Monday, 6 April 2009

Worst. Series Finale. Ever.

Monday, 6 April 2009
In case you didn't guess, I thought last week's series finale of ABC's Life On Mars remake was an insult to my intelligence. And it got me thinking: is it the worst series finale... ever? Can you think of a more heinous travesty to cap a series? I'm talking about big finale's that essentially ruined the memory of a decent show, or just got you angry for some reason. Maybe it didn't answer any longstanding questions the series had asked, didn't make any sense, or chose to finish with an inexplicable cliffhanger never to be resolved?

Here's my own pick to get you started, off the top of my head: Star Trek: Voyager. This mid-'90s spin-off never utilized its premise very well (remember how they set-up the idea that there were two crews merged into one; the straightlaced Federation and the Maquis "freedom fighters"? Ooh, friction. But, er, whatever happened to that idea? They were all best mates by episode three.) Maybe we should have guessed it would end terribly, but I couldn't quite believe how poorly ended Voyager after seven seasons, given the fact it had an emotional pay-off built-into the premise of getting home to Earth.

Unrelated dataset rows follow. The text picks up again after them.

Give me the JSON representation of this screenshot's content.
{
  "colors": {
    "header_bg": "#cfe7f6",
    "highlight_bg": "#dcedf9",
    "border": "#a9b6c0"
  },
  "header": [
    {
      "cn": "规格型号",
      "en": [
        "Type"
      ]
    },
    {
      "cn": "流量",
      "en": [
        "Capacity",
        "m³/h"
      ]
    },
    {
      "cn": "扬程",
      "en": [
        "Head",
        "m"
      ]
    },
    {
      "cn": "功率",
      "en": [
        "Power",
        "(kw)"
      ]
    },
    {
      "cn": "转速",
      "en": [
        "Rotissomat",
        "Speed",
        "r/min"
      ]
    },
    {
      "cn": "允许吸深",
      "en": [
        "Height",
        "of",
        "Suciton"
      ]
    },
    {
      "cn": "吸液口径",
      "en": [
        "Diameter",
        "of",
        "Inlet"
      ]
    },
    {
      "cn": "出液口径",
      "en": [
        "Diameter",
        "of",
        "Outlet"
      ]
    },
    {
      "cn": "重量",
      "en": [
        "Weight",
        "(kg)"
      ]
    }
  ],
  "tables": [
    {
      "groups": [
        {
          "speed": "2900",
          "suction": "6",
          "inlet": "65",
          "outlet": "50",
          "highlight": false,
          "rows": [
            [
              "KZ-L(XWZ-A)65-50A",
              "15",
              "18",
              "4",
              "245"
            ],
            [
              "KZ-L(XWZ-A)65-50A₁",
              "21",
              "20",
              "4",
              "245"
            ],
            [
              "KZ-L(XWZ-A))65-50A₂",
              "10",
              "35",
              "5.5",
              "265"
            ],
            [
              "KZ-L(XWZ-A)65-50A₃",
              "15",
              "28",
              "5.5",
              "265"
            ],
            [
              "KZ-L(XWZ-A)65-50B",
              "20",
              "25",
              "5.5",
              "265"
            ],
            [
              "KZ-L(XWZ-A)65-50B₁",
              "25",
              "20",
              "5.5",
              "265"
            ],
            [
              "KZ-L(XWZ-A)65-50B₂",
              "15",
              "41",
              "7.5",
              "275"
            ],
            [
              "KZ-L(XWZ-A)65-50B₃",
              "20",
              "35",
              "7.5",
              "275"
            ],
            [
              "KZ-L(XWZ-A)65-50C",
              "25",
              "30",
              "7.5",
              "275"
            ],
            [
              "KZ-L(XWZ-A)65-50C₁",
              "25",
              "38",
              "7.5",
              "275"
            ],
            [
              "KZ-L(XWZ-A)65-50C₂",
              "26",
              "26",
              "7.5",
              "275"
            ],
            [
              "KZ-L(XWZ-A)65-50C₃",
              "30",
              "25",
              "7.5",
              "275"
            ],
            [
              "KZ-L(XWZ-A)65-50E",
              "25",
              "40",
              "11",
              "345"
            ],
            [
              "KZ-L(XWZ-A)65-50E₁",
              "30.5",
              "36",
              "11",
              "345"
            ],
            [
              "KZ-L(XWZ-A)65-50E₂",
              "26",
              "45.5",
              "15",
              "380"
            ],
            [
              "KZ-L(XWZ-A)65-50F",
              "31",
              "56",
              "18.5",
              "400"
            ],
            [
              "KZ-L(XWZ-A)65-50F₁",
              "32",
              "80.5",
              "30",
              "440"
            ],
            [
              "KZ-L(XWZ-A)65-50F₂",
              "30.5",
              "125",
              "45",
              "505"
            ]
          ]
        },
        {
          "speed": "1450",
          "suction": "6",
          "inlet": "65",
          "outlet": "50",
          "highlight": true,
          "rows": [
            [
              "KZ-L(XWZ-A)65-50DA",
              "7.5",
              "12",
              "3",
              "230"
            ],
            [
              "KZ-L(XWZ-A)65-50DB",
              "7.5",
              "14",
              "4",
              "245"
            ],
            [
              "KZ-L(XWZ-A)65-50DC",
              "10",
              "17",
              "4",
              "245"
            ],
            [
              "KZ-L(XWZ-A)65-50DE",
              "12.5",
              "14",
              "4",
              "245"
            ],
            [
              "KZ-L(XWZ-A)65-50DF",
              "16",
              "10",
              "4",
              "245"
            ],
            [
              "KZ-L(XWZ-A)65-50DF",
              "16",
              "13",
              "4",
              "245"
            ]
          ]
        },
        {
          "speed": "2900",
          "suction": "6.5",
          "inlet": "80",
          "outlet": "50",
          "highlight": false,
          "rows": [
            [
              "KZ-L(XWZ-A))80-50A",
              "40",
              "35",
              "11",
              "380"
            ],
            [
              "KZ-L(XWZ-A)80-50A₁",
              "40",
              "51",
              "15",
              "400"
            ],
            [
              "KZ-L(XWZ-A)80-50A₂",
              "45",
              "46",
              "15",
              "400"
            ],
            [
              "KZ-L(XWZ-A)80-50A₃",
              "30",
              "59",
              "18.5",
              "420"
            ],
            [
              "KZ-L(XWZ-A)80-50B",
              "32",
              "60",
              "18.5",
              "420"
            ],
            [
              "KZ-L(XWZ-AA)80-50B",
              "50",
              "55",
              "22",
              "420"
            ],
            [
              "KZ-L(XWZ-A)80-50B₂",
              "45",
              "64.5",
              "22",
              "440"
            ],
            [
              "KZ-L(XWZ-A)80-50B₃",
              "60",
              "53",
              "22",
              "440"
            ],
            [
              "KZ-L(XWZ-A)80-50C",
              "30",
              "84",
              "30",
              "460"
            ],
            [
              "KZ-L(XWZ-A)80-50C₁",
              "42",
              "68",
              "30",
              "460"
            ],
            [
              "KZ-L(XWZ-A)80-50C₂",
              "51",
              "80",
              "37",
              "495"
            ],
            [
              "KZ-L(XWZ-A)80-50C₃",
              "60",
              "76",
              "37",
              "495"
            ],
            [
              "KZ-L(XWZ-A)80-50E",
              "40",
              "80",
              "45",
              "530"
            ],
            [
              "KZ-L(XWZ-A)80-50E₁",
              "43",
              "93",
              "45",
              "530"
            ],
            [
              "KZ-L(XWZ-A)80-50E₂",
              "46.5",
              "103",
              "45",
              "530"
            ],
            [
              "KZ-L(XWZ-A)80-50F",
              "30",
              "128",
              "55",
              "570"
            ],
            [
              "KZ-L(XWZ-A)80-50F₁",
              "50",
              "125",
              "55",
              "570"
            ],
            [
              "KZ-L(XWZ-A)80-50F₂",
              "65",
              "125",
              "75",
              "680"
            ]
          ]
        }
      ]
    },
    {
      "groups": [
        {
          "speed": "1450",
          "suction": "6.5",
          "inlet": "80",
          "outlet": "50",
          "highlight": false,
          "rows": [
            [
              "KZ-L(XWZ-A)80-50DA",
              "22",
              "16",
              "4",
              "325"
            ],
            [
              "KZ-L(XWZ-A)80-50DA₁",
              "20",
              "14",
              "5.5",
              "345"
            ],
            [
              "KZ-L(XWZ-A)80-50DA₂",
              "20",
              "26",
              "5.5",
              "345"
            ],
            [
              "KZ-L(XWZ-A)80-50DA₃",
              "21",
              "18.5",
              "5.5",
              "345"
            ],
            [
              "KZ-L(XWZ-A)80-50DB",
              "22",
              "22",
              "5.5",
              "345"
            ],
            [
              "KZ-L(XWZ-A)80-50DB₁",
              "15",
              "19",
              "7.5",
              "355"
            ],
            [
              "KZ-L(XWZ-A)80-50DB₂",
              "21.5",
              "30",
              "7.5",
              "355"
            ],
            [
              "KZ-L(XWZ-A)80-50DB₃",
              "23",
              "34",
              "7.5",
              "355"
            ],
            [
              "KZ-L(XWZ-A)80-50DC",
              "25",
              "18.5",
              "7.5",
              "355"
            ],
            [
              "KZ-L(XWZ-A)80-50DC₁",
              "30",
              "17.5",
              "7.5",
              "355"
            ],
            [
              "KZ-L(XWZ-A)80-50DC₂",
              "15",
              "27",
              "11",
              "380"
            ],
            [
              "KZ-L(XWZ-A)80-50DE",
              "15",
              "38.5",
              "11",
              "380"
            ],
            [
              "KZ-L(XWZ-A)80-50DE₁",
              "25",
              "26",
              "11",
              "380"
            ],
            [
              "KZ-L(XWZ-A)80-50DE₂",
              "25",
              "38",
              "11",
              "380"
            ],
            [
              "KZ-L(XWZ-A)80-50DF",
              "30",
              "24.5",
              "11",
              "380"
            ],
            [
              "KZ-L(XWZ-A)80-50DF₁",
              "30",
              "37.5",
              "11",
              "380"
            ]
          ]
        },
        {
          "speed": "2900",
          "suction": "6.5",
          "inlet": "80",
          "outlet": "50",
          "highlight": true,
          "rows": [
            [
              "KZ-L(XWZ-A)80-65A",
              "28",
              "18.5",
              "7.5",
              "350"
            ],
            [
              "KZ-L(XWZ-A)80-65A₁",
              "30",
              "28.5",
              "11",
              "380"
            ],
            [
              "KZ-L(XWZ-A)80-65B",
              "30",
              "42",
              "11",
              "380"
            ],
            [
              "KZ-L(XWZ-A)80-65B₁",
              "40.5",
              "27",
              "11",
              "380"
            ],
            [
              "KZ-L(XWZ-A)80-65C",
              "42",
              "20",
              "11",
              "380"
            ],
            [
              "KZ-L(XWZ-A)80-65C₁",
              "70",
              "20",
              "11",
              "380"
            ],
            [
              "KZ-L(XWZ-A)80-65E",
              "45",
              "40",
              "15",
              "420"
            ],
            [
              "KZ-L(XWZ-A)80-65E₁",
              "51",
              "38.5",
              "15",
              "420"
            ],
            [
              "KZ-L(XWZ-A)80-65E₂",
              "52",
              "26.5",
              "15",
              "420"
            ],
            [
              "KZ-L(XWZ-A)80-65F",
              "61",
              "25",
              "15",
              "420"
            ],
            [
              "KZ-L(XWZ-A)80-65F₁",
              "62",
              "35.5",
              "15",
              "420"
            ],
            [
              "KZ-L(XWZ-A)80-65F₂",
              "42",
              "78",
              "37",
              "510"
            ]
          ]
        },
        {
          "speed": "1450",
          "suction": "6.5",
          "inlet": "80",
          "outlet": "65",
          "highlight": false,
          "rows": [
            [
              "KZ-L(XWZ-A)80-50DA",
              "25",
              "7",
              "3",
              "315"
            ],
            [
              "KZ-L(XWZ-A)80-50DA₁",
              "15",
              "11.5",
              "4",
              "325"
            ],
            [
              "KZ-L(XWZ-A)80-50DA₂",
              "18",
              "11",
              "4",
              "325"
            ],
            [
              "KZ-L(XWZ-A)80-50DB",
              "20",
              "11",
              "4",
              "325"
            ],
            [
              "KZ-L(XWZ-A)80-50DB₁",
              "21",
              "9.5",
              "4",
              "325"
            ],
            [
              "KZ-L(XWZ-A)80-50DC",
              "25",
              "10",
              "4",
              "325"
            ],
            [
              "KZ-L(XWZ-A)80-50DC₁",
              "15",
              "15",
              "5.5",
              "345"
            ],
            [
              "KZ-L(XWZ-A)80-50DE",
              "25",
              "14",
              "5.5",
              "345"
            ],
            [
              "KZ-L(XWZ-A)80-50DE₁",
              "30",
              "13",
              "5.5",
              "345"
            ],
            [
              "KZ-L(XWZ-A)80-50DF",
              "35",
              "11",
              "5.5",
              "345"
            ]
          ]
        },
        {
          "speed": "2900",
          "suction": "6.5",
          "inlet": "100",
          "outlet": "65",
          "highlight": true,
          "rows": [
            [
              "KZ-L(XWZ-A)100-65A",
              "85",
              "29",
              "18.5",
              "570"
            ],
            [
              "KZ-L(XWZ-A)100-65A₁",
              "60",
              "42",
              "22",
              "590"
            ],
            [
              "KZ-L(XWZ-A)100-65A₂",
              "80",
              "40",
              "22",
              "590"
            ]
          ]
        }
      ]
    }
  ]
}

But what did they do? Voyagers uses some Borg technology to jump back home to the Alpha Quadrant, where we get about two minutes of actual celebration, topped off with a shot of Voyager and some Federation ships flying sway together.

That. Was. It.

Kinda makes you glad the similarly plot-arc'd Battlestar Galactica wasn't developed by those Voyager tools, huh? No, the talented Ronald D. Moore came from the Next Generation/Deep Space Nine stable -- the latter of which had its own somewhat awkward finale, lest we forget, after a dumb 10-part concluding storyline. But still, it was nowhere as bad as Voyager's desperate lunge for the finish line.

Any other suggestions of TV series finale's that rained on their own parade?